Umberto continua la sua difesa inefficace: “Sinceramente non ci sono molte possibilità. C’è da pagare il mutuo e le rette dell’università e… il matrimonio”.
“Ecco, vedete lui la mette in questo modo. Ma le avete viste le olandesi. Tutte alte, bionde e atletiche. Non un filo di grasso. E io che dovrei fare secondo voi?” Lidia conclude la frase con il broncio e a questo punto non mi trattengo.
“Ma guardati intorno”, le parole mi escono dalla bocca con uno slancio inatteso. “La casa, la tua famiglia. Vivi in un mondo perfetto che hai creato tu stessa. I tuoi capelli non si gonfiano mai, neanche nei peggiori giorni di pioggia. La tua casa è sempre in ordine,” tralascio di commentare lo stato attuale, non mi sembra rilevante, “e adesso che per la prima volta ti ritrovi a dover fronteggiare un problema, relativo poi… perché è un’ottima opportunità, te la prendi con Umberto perché ti ha tradita in un sogno. In un TUO sogno! Te le darei io un po’ delle corna che ho in testa.”
Mirko è sbiancato. Adesso mi rivolgo direttamente a lui, con uno sfogo di rabbia misto a tristezza e sconforto.
“Vuoi che non lo sappia che le ultime due trasferte di lavoro erano coperture? Non voglio neanche saperlo dove sei stato.”
Non capisco ancora come sono arrivata a questo punto. Mi ero fatta così tanti film in testa su questo discorso, e invece è uscito fuori così, a mia insaputa, in questa situazione per giunta. La voce di Mirko è decisa, non lascia trapelare emozioni.
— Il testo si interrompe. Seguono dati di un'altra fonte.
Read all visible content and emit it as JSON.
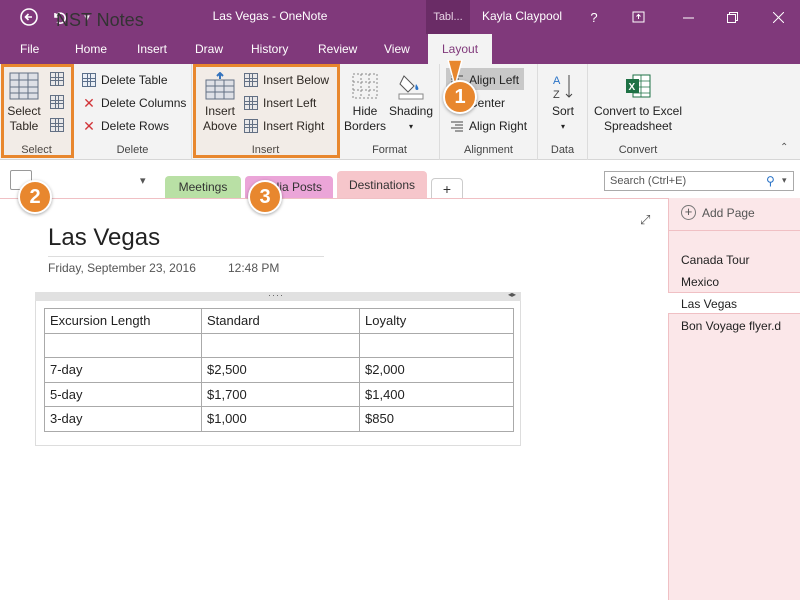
{
  "titlebar": {
    "title": "Las Vegas - OneNote",
    "context_tab": "Tabl...",
    "user": "Kayla Claypool",
    "help": "?"
  },
  "tabs": [
    "File",
    "Home",
    "Insert",
    "Draw",
    "History",
    "Review",
    "View",
    "Layout"
  ],
  "ribbon": {
    "select": {
      "label": "Select",
      "select_table": "Select\nTable"
    },
    "delete": {
      "label": "Delete",
      "delete_table": "Delete Table",
      "delete_columns": "Delete Columns",
      "delete_rows": "Delete Rows"
    },
    "insert": {
      "label": "Insert",
      "insert_above": "Insert\nAbove",
      "insert_below": "Insert Below",
      "insert_left": "Insert Left",
      "insert_right": "Insert Right"
    },
    "format": {
      "label": "Format",
      "hide_borders": "Hide\nBorders",
      "shading": "Shading"
    },
    "alignment": {
      "label": "Alignment",
      "align_left": "Align Left",
      "center": "Center",
      "align_right": "Align Right"
    },
    "data": {
      "label": "Data",
      "sort": "Sort"
    },
    "convert": {
      "label": "Convert",
      "convert_excel": "Convert to Excel\nSpreadsheet"
    }
  },
  "callouts": [
    "1",
    "2",
    "3"
  ],
  "notebook": {
    "name": "NST Notes",
    "sections": [
      {
        "label": "Meetings",
        "color": "#b9e0a5"
      },
      {
        "label": "Media Posts",
        "color": "#eba5d8"
      },
      {
        "label": "Destinations",
        "color": "#f6c6cb"
      }
    ],
    "add_section": "+",
    "search_placeholder": "Search (Ctrl+E)"
  },
  "page": {
    "title": "Las Vegas",
    "date": "Friday, September 23, 2016",
    "time": "12:48 PM",
    "table": {
      "headers": [
        "Excursion Length",
        "Standard",
        "Loyalty"
      ],
      "rows": [
        [
          "",
          "",
          ""
        ],
        [
          "7-day",
          "$2,500",
          "$2,000"
        ],
        [
          "5-day",
          "$1,700",
          "$1,400"
        ],
        [
          "3-day",
          "$1,000",
          "$850"
        ]
      ]
    }
  },
  "pages_panel": {
    "add_page": "Add Page",
    "items": [
      "Canada Tour",
      "Mexico",
      "Las Vegas",
      "Bon Voyage flyer.d"
    ]
  },
  "colors": {
    "accent": "#80397b",
    "callout": "#e8872e"
  }
}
“Ho bisogno di staccare e mi concedo della leggerezza ogni tanto. Con te non c’è più modo di divertirsi. Sempre a preoccuparti di tutto.”
Adesso sono Lidia e Umberto che ci guardano sbigottiti. Il silenzio inizia a penetrarci, a infilarsi sotto la pelle appena Mirko smette di parlare. Mi sento nuda. Ho sbagliato. A che serve tutta questa verità quando voglio comunque continuare a vivere la mia vita? Mi guardo intorno e mi accorgo che tutti e quattro stiamo cercando i vestiti da rimetterci addosso. Dobbiamo superare il momento, metterlo da parte. Ci pensa Lidia.
“Comunque, Amsterdam o no, del matrimonio ne ho bisogno”, sbotta con una certa allegria che stupisce. “C’è tanto lavoro da fare. Organizzare la lista degli invitati, trovare la location, il fotografo, il fioraio, un abito che non mi faccia sembrare una provola. Anche sui trattamenti estetici da scegliere sono molto confusa. Di sicuro mi puoi dare una mano. Hai una pelle così liscia per l’età che hai. Mi devi dire come fai.”
Umberto nel frattempo ha messo salsicce e panini in un vassoio. Apre la porta verso la terrazza e dice: “Io accendo il BBQ. Meglio cucinare quando c’è ancora luce”.
Riesco ad aggiungere: “Ma avete già un’idea della data?”